Question

State and prove the Pythagoras theorem.

Answer 1

Hint: In this question we have to give the statement of the Pythagoras theorem and prove it step by step using a trigonometric method. The Pythagoras theorem is only applicable for a right-angled triangle. A right-angled triangle is a triangle which has one angle at 90 degrees. The Pythagoras theorem gives the relationship between the height, base and hypotenuse of the right-angled triangle.

Complete step-by-step answer:
Given:
Let us assume the triangle $ \Delta ABC $ is a right-angle triangle and the angle $ \angle B = 90^\circ $ . Side AB is the height, BC is the base and AC is the hypotenuse of the triangle.
Now drawing a perpendicular BD on the hypotenuse AC of the triangle, we have now two triangles $ \Delta ADB $ and $ \Delta BDC $ .

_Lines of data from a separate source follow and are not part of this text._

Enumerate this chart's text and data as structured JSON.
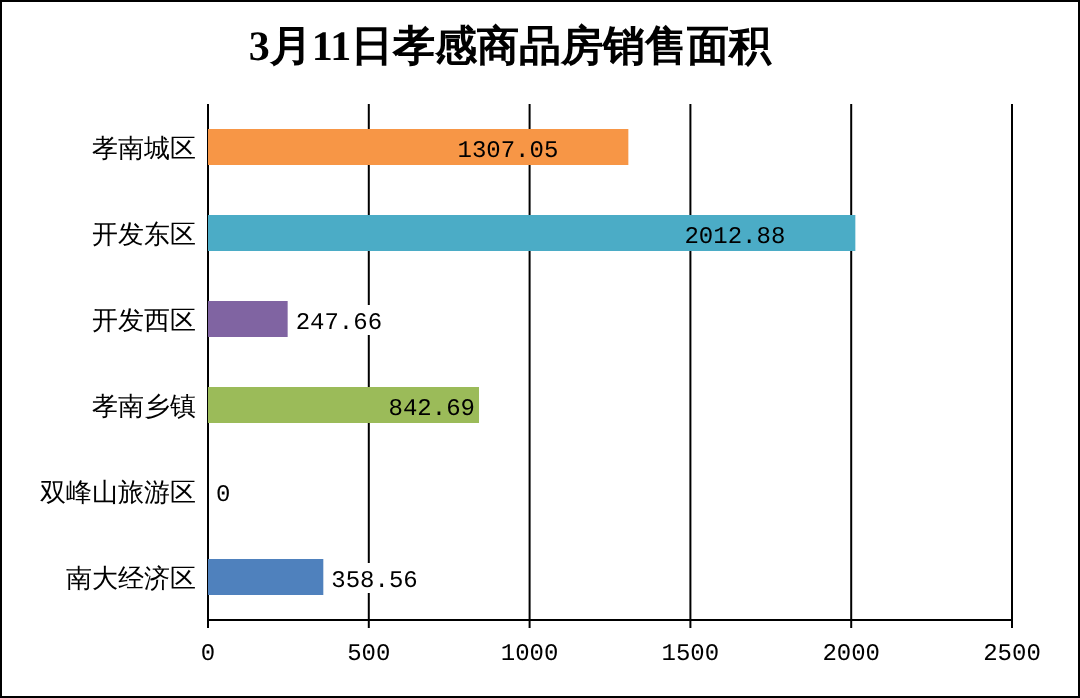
{
  "chart_data": {
    "type": "bar",
    "orientation": "horizontal",
    "title": "3月11日孝感商品房销售面积",
    "categories": [
      "孝南城区",
      "开发东区",
      "开发西区",
      "孝南乡镇",
      "双峰山旅游区",
      "南大经济区"
    ],
    "values": [
      1307.05,
      2012.88,
      247.66,
      842.69,
      0,
      358.56
    ],
    "colors": [
      "#f79646",
      "#4bacc6",
      "#8064a2",
      "#9bbb59",
      "#4f81bd",
      "#4f81bd"
    ],
    "xlim": [
      0,
      2500
    ],
    "xticks": [
      0,
      500,
      1000,
      1500,
      2000,
      2500
    ],
    "grid": "x",
    "data_labels": true
  }
}
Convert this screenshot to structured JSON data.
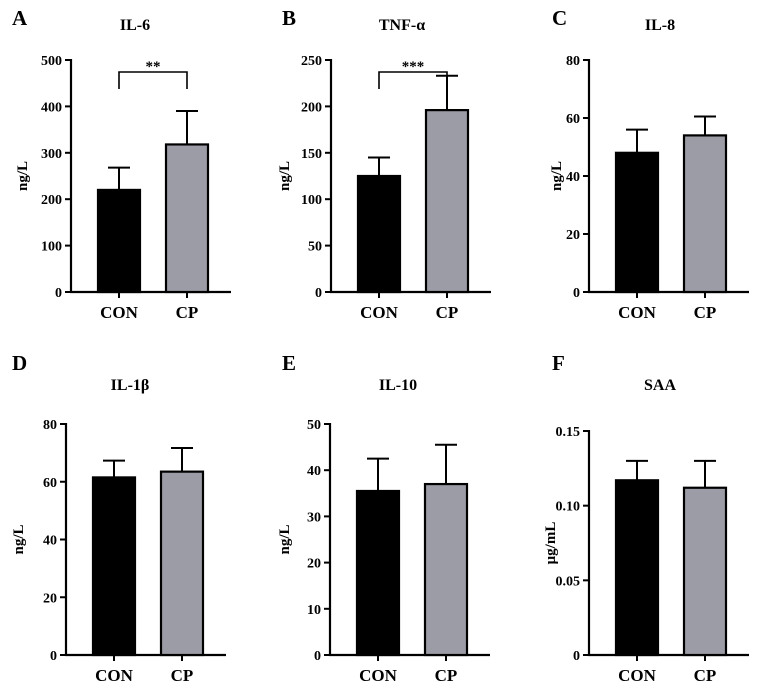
{
  "chart_data": [
    {
      "type": "bar",
      "panel": "A",
      "title": "IL-6",
      "ylabel": "ng/L",
      "categories": [
        "CON",
        "CP"
      ],
      "values": [
        220,
        318
      ],
      "errors": [
        48,
        72
      ],
      "ylim": [
        0,
        500
      ],
      "yticks": [
        0,
        100,
        200,
        300,
        400,
        500
      ],
      "tick_labels": [
        "0",
        "100",
        "200",
        "300",
        "400",
        "500"
      ],
      "significance": "**",
      "colors": [
        "#000000",
        "#9b9ca6"
      ]
    },
    {
      "type": "bar",
      "panel": "B",
      "title": "TNF-α",
      "ylabel": "ng/L",
      "categories": [
        "CON",
        "CP"
      ],
      "values": [
        125,
        196
      ],
      "errors": [
        20,
        37
      ],
      "ylim": [
        0,
        250
      ],
      "yticks": [
        0,
        50,
        100,
        150,
        200,
        250
      ],
      "tick_labels": [
        "0",
        "50",
        "100",
        "150",
        "200",
        "250"
      ],
      "significance": "***",
      "colors": [
        "#000000",
        "#9b9ca6"
      ]
    },
    {
      "type": "bar",
      "panel": "C",
      "title": "IL-8",
      "ylabel": "ng/L",
      "categories": [
        "CON",
        "CP"
      ],
      "values": [
        48,
        54
      ],
      "errors": [
        8,
        6.5
      ],
      "ylim": [
        0,
        80
      ],
      "yticks": [
        0,
        20,
        40,
        60,
        80
      ],
      "tick_labels": [
        "0",
        "20",
        "40",
        "60",
        "80"
      ],
      "significance": "",
      "colors": [
        "#000000",
        "#9b9ca6"
      ]
    },
    {
      "type": "bar",
      "panel": "D",
      "title": "IL-1β",
      "ylabel": "ng/L",
      "categories": [
        "CON",
        "CP"
      ],
      "values": [
        61.5,
        63.5
      ],
      "errors": [
        5.8,
        8.2
      ],
      "ylim": [
        0,
        80
      ],
      "yticks": [
        0,
        20,
        40,
        60,
        80
      ],
      "tick_labels": [
        "0",
        "20",
        "40",
        "60",
        "80"
      ],
      "significance": "",
      "colors": [
        "#000000",
        "#9b9ca6"
      ]
    },
    {
      "type": "bar",
      "panel": "E",
      "title": "IL-10",
      "ylabel": "ng/L",
      "categories": [
        "CON",
        "CP"
      ],
      "values": [
        35.5,
        37
      ],
      "errors": [
        7,
        8.5
      ],
      "ylim": [
        0,
        50
      ],
      "yticks": [
        0,
        10,
        20,
        30,
        40,
        50
      ],
      "tick_labels": [
        "0",
        "10",
        "20",
        "30",
        "40",
        "50"
      ],
      "significance": "",
      "colors": [
        "#000000",
        "#9b9ca6"
      ]
    },
    {
      "type": "bar",
      "panel": "F",
      "title": "SAA",
      "ylabel": "μg/mL",
      "categories": [
        "CON",
        "CP"
      ],
      "values": [
        0.117,
        0.112
      ],
      "errors": [
        0.013,
        0.018
      ],
      "ylim": [
        0,
        0.15
      ],
      "yticks": [
        0,
        0.05,
        0.1,
        0.15
      ],
      "tick_labels": [
        "0",
        "0.05",
        "0.10",
        "0.15"
      ],
      "significance": "",
      "colors": [
        "#000000",
        "#9b9ca6"
      ]
    }
  ]
}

Since both the triangles $ \Delta ADB $ and $ \Delta BDC $ have one angle at 90 degrees and one angle common with $ \Delta ABC $ so we can say that both the triangles $ \Delta ADB $ and $ \Delta BDC $ are similar triangles with $ \Delta ABC $ .
So, for a similar triangle the property is given as – “for two similar triangles the corresponding sides of both the similar triangles have the constant ratio”.
Now using the similar triangles property, we have –
 $ \Delta ADB \simeq \Delta ABC $
\[\Rightarrow \dfrac{{AD}}{{AB}} = \dfrac{{AB}}{{AC}}\]
Solving this we get,
\[\Rightarrow A{B^{2\;}} = {\rm{ }}AD\; \times {\rm{ }}AC\]
This is our first equation.
Similarly, for the similar triangles \[\Delta BDC\] and \[\Delta ABC\] using the similar triangle property, we have,
\[\Rightarrow \Delta BDC \simeq \Delta ABC\]
\[\Rightarrow \dfrac{{CD}}{{BC}} = \dfrac{{BC}}{{AC}}\]
Solving this we get,
\[\;B{C^2} = {\rm{ }}CD{\rm{ }} \times {\rm{ }}AC\]
This is our second equation.
Now adding the first and second equations, we get,
\[
\Rightarrow {A{B^{2\;}} + {\rm{ }}B{C^{2\;}} = {\rm{ }}AD\; \times AC{\rm{ }} + \;CD \times AC}\\
\Rightarrow {A{B^{2\;}} + {\rm{ }}B{C^{2\;}} = {\rm{ }}AC{\rm{ }}\left( {AD{\rm{ }} + {\rm{ }}CD} \right)}
\]
Since we know that from the figure
\[AD{\rm{ }} + {\rm{ }}CD{\rm{ }} = {\rm{ }}AC\]
Substituting this value into the equation we get,
\[\Rightarrow A{C^2}\; = {\rm{ }}A{B^2}\; + {\rm{ }}B{C^2}\]
It means that the square of the hypotenuse is always equal to the sum of the square of the base and height of the right-angled triangle. This is the statement for the Pythagoras theorem.
Hence, the Pythagorean theorem is proved.

Note: It should be noted that the Pythagoras theorem can be applied to only right-angled triangles, it means that if any triangle which has one inner angle of 90 degrees then we can apply the Pythagoras theorem.